Crescent Little Waves

[FatCat; 2007]

Styles: environmental folk oddity, autumnal acoustic
Others: Iron & Wine, 1930’s gramophone records, Movietone

The volume knob on my stereo is wearing out, wheeling like a loose button on a cardigan sweater. The reason? It’s these gosh-forsaken whispering singers. You know the type — hushed, reserved, and meditative — of the Iron & Wine ilk. Here, with Crescent, we’ve got something similar — we’ll call it copper and apple cider. I hate to do that, because Bristol-based Crescent, a band with dues well paid, deserves better. Why they’ve chosen to diverge onto this route of near-silent simpering is beyond me. Today, in this “independent” “culture” of “individuals” — alternative/underground music — too many take the same trodden roads. These avenues should be dreaded by undecided musicians, not naively navigated.

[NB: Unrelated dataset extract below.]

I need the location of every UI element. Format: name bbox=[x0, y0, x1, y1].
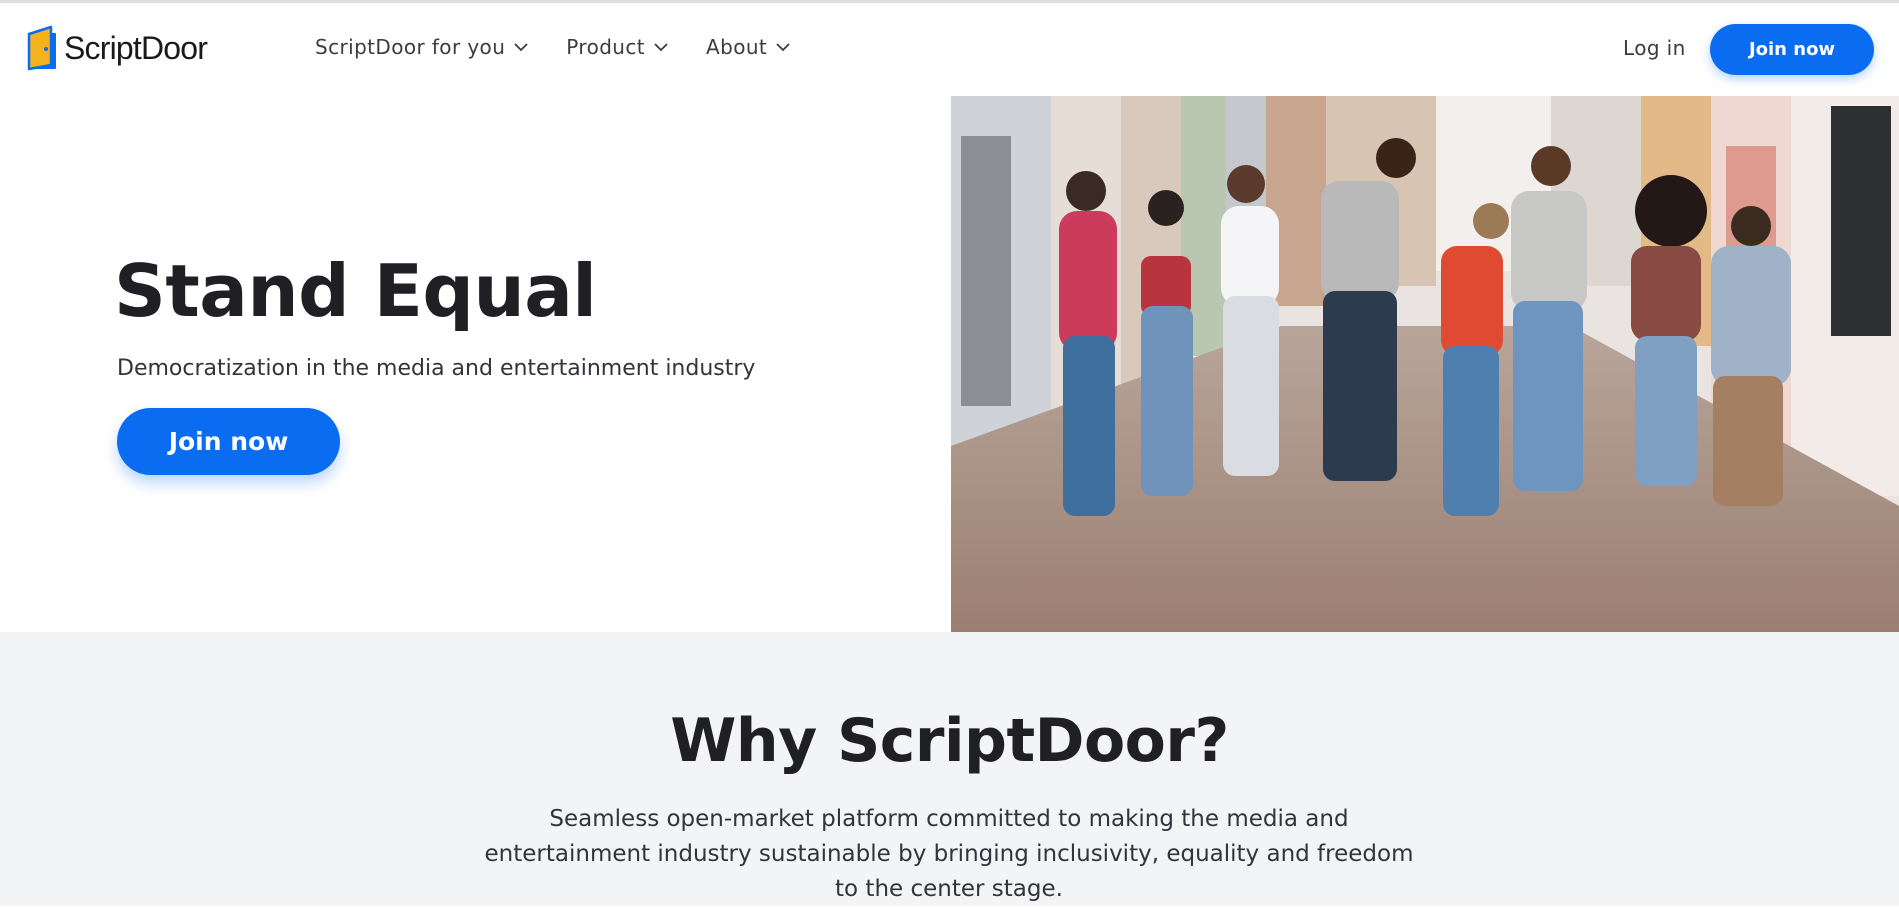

Matt Jones, the spearhead of the Crescent conglomerate, is found here sounding like Patti Smith imitating Iggy Pop on The Idiot, but even drowsier on downers. The band follows suit (a raggedy, frayed thrift suit), sounding like it will fall to timbers at any moment, sprinkling like Christmas tinsel and pine needles, leaving a trail on the carpet and out the front door to the curb. The music ends up consisting of only a quaver and a barely-metronomic beat, haphazardly accented by clarinet, ukulele, xylophone, and backup vocals sung through a conch. The music squeaks, ekes, and squeals like the castor wheels of a trundle bed.

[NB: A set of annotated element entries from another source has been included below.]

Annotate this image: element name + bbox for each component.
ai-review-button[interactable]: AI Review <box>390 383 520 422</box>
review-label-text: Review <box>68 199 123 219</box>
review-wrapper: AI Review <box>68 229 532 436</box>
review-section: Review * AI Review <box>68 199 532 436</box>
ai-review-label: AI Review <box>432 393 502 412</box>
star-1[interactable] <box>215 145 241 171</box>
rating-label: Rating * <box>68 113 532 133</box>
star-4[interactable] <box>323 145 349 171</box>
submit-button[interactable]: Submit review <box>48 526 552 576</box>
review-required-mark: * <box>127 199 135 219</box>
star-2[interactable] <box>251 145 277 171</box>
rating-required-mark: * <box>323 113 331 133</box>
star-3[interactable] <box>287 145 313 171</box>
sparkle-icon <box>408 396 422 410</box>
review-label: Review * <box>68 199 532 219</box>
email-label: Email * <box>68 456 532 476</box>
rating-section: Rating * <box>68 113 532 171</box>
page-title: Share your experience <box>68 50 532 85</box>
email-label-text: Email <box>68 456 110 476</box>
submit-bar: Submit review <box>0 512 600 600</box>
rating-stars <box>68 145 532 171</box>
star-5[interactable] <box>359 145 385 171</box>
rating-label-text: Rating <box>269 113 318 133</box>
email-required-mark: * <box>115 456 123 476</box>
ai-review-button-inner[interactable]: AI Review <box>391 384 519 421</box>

Crescent are like a rural Flying Saucer Attack. And here — third paragraph, fourth listen — I find myself getting over the fact they scampered off into a trendy subgenre. I was all set to issue an awful rating and make an even worse joke about their album artwork (“The band’s called Crescent. It’s a wonder why the album art is decorated with awkward child-drawn dodecadodecahedrons” — snare/snare/cymbal crash.)

If you listen to it closely enough, enough times, Little Waves becomes kind of cute — or at least country cute. There are smidgens of individuality, but you must dig deep. We’re talking about tearing up the floorboards here and submerging your head beneath the surface — cobweb hair will occur. It’s a challenge, and I question whether Little Waves merits it. Based on their history, what they’ve done previously, and their overall band ethos, I say, yes, they do. This review was written in flux.